Australia’s current pace of decarbonization lags far behind those of other top polluters and would see an emissions cut of just 26% to 28% below 2005 levels by 2030. Prime Minister Scott Morrison, who has long been an ally of the coal industry and a critic of climate policy, did not make any new emissions pledges other than to “update” the country’s long-term emissions goals later this year.
“Our goal is to get there as soon as we possibly can, through technology that enables and transforms our industries, not taxes that eliminate them, and the jobs and livelihoods they support and create, especially in our regions,” Morrison said.
Waskow of the World Resources Institute said Australia was one of the biggest disappointments of the day.

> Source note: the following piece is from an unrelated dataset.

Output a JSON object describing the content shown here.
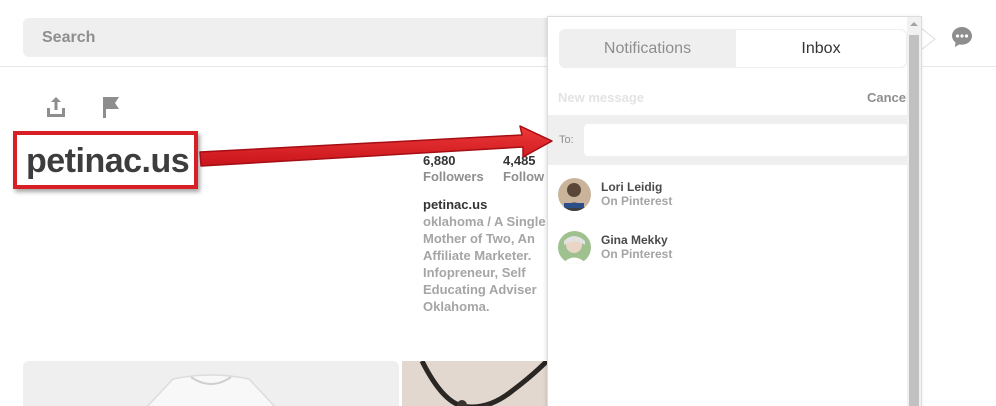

“This notion that you can somehow talk about net zero in this fuzzy way … doesn’t provide any level of comfort about the Australian government’s commitment,” he said.
Brazil also offered vague targets, with President Jair Bolsonaro shifting the blame for global warming to the world’s other major economies and saying his country accounts for 3% of global emissions. He also said Brazil would do more, but only with funding from other countries.
“There must be fair payment for environmental services provided by our biomes to the planet at large as a way to recognize the economic nature of environmental conservation activities,” he said.
Bolsonaro has mocked climate science and overseen a dramatic increase in the deforestation of the Amazon rainforest, which has been nicknamed “the lungs of the world” and is responsible for a significant uptake of the world’s carbon dioxide.
Talk of finance loomed large at the summit, with several leaders pointing to the need for developed countries to increase their climate ambition and make concrete efforts to help developing countries accelerate the transition to cleaner economies.
South Africa and Indonesia, both large economies and emitters, committed to do more if more financing is made available.
The United States announced that it would double its annual amount of climate financing to developing countries relative to the average level during the second half of the Obama administration and triple its adaptation funding by 2024 (see related story).
There were also calls for carbon pricing, for debt forgiveness and for a greater share of climate financing to be put toward adaptation, something that countries most vulnerable to climate change say is necessary for them to cope with the climate challenges they’re facing today.
“Too often, vulnerable countries hear the excuse that steep emissions cuts are too costly, but political signals, especially from the major economies, shape decisions on investment and innovation for low-carbon pathways. Now is the moment for this signal to be unequivocal,” said David Kabua, president of the Marshall Islands.
“If peak emitters fail to act, we feel the effects of climate change now.”